Lap Steel Tips for Recording Please.

rayc

retroreprobate
Hello people of the post Xmas universe.
My wife, in her usual generous xmas spirit, bought me a lap steel guitar as a gift.
She's bought me a yamaha 4 track, Roland Drum Machine, Fender 12 string, Roland Disklab, an R16, a banjo, mandolin, 5 string bass and so forth before now so I guess it's another step along that path.
It came with steel, picks and case.
It looks cool as it has a fender bass style cover over the bridge.
It's mot a brand jobbie but it owrks. I've plugged in and fooled/tooled about & added some lines to an old track just to a) demo it for the missus and b) to suss it out.
Any particular tips for recording the thing?
I did a quick test DI'ing the thing - took a fair bit of preamp crank to get a strong signal.
What sort of reverb works for gentle slide?
What sort of treatment, filters, mic'ing?
Thanks in anticipation.
 
I have a pedal steel that I've maybe recorded a couple of times for some song parts, so I'm not a real player....but I did mine DI through a nice tube preamp, and think I added some compression after the pre....but I would have to check my notes on that.
 
DI, then reverb - and if you want to be clever like pedal steel players, a volume pedal. A compressor can also work nicely for some uses. Clean and noise free are the usual number 1 requests.
 
I recorded my 14-year-old son playing lap steel on my old Squier Telecaster recently. I simply miked up the amp - a no-name 30-watt solid-state 1x10 combo, using a unidirectional dynamic mic on a boom stand, pointing near the edge of the speaker cone. I think it sounds pretty good.

 
I run my lap steel though a foot pedal for volume sweels, and through a multi effect for some "slap" delay, a little reverb an a touch of compression.
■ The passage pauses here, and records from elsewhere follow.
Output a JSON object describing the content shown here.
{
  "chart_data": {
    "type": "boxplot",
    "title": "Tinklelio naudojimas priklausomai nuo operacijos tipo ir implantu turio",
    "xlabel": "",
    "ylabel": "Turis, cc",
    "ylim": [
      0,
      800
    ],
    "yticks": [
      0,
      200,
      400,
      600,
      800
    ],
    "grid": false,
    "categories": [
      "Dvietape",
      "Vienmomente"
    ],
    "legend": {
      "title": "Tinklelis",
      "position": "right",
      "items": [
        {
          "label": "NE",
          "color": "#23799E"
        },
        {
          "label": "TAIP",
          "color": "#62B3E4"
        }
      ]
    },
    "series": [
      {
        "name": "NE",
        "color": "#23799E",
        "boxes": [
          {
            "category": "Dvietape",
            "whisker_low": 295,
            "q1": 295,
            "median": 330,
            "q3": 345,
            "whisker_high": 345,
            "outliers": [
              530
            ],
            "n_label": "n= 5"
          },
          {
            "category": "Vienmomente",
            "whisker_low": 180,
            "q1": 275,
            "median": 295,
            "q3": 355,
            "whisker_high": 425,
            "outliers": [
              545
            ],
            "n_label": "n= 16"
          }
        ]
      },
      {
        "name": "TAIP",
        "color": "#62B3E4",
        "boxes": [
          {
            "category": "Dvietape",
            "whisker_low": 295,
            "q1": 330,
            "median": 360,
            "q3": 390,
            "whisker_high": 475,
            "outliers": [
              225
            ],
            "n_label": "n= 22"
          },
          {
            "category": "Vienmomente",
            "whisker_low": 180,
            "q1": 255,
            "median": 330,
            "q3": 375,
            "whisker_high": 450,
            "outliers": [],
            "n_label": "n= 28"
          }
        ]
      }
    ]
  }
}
I normally run it through a tube mic pre (vs. mic'ing an amp) - When I do use an amp it is a tube combo with a 10" speaker, using either an SM57 or sometimes an MLX ribbon mic.

If you have not already done so, try some alternate tunings (open G, etc.) which provides more pickin' and chording options.
 
A good compressor and a Boss Slow Gear pedal. With SG you can imitate volume pedal easily. Those are nowadays hard to find, but I think there are build instructions at the General Guitar Gadget's website.